1. Increase the Effectiveness of Training

Forty-four (44%) percent of companies responding to the annual Training survey listed increasing the effectiveness of training as a top priority in 2007, and I predict that figure will increase when the 2008 survey results are published. Companies are focusing more attention on implementing programs that maximize learning transfer to the job and that have a direct impact on the bottom line. Gone are the days of 3-day “flavor of the month” in-house workshops with extended role playing. Today’s training provider has to deliver the goods in a short, memorable program and follow through with easy-to-use job aids.

2. Reduce Training Costs

“Increased effectiveness” is often code for “better training for less money.” This is understandable when training directors and business-line leaders are making decisions on headcount, technology and other key business drivers and trying to justify training expenditures at the same time. Twenty-nine (29%) percent of respondents to the Training survey reported that vigilance over training expense is their #1 priority in 2007. This will undoubtedly increase as the economy continues to stumble.

3. Measure Training Impact

At SNI, we have experienced a significant increase in the number of clients expressing a desire to carefully analyze the effectiveness of our training programs.

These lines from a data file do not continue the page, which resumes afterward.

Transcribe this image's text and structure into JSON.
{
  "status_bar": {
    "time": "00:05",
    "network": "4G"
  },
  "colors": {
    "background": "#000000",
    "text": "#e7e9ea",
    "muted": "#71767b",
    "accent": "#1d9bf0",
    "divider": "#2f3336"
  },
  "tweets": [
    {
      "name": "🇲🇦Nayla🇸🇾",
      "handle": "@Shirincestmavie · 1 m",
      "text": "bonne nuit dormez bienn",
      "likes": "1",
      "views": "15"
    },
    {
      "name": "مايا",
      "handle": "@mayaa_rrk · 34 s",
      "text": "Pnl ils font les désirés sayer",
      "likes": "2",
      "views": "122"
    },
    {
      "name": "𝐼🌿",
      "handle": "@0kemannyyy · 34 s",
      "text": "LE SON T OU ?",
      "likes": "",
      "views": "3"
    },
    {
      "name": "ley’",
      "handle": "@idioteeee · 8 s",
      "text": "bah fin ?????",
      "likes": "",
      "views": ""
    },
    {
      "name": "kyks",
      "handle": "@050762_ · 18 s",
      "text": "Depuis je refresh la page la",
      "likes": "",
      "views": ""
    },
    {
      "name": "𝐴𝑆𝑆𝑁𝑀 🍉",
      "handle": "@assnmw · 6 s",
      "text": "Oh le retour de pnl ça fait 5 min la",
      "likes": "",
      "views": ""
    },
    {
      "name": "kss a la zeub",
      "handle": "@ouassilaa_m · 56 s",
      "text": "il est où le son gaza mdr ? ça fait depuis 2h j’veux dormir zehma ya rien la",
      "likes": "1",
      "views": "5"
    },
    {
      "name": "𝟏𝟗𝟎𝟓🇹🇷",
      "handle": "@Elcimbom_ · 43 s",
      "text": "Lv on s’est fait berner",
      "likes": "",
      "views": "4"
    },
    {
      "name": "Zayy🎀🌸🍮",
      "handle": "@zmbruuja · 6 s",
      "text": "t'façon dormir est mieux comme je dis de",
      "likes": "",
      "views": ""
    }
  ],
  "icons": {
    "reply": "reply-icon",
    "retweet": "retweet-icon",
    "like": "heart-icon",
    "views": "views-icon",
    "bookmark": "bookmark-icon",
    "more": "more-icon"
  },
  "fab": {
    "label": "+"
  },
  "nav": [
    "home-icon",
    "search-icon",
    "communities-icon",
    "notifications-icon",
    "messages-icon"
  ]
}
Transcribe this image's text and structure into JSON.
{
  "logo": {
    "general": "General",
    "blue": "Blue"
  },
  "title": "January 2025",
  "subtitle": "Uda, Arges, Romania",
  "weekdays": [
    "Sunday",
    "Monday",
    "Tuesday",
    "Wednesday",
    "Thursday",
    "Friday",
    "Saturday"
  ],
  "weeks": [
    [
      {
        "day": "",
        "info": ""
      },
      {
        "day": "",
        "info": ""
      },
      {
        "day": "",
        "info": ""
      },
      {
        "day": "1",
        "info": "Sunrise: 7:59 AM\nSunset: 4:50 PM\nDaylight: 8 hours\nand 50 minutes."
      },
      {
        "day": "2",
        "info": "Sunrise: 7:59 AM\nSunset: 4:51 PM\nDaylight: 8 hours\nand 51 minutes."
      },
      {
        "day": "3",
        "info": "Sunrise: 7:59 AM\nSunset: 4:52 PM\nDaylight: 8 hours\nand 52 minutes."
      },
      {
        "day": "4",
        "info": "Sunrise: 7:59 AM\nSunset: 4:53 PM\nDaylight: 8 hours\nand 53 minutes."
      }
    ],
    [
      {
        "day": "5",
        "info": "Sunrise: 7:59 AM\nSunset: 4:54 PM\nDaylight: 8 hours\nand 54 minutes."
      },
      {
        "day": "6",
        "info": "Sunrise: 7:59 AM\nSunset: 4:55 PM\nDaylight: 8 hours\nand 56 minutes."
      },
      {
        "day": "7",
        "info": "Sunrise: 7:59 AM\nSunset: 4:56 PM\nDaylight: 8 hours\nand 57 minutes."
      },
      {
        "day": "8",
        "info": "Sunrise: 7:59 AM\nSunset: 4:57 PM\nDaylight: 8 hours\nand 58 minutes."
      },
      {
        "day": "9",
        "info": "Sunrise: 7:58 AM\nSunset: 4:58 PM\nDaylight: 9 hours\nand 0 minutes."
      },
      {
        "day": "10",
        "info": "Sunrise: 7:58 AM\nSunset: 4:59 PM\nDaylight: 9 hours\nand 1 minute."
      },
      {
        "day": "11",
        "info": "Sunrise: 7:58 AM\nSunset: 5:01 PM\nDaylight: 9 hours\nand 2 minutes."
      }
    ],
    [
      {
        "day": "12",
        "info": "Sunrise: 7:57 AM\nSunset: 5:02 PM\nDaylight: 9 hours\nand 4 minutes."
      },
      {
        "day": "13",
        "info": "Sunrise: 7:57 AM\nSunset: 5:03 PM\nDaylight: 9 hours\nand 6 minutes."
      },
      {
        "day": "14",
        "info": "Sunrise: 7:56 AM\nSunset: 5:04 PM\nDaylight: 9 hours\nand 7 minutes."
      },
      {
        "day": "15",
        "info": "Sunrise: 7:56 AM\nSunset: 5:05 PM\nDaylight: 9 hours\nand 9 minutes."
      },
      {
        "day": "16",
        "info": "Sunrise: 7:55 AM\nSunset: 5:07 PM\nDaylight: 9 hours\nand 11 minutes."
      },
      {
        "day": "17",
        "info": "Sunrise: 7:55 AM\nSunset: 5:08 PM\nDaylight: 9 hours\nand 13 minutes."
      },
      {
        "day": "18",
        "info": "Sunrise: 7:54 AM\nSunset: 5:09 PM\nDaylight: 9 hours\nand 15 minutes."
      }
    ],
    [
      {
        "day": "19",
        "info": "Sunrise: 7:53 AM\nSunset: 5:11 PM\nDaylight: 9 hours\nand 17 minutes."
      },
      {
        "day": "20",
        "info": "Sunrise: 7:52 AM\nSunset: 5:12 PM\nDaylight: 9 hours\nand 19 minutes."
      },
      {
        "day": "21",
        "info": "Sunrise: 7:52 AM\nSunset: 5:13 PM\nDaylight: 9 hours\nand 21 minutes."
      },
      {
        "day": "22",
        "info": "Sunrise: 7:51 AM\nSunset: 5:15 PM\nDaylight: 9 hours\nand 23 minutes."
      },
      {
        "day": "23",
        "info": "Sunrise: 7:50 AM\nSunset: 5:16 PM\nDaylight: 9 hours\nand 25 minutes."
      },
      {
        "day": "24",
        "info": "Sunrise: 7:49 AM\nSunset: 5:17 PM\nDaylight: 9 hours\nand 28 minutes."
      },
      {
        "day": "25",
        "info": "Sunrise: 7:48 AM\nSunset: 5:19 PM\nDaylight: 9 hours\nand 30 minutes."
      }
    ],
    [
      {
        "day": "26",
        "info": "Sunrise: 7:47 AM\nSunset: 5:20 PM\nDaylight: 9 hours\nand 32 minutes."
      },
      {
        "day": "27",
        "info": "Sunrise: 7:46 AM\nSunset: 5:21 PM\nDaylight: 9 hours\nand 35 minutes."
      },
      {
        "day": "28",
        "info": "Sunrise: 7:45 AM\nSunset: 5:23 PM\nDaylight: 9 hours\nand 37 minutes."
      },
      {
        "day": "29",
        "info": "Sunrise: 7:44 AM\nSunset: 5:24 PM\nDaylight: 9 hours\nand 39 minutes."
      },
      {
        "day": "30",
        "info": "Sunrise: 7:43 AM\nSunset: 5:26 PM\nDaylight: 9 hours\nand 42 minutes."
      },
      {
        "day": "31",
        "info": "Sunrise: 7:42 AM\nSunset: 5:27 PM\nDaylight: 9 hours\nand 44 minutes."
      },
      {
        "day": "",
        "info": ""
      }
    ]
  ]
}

More and more companies are looking for partners who are willing and able to assess learning transfer and its impact on the bottom line. While many companies continue to struggle with the measurement process, most are willing to spend the time and money needed to more closely assess bottom line impact. According to Bersin & Associates, most companies will choose one or two programs that are closely aligned with results for which there is readily available data for the measurement effort.

Conclusion

This blog will explore the emerging trends and outcomes of the “new training economy” to identify the best survival tactics for today’s training professional. The first step in forming a strategy for success is knowing precisely what the training buyers and participants need from us. The good news is that while increased effectiveness, reduced costs and accurate impact measurement all seem to be incongruent (“Do more with less and prove it”)it creates the perfect storm of opportunity for us. Plato (apparently?) said “Necessity (which) is the mother of invention.” Perhaps this is our opportunity to take all of the tools, technology and training we have and use it to meet these emerging needs in our customers.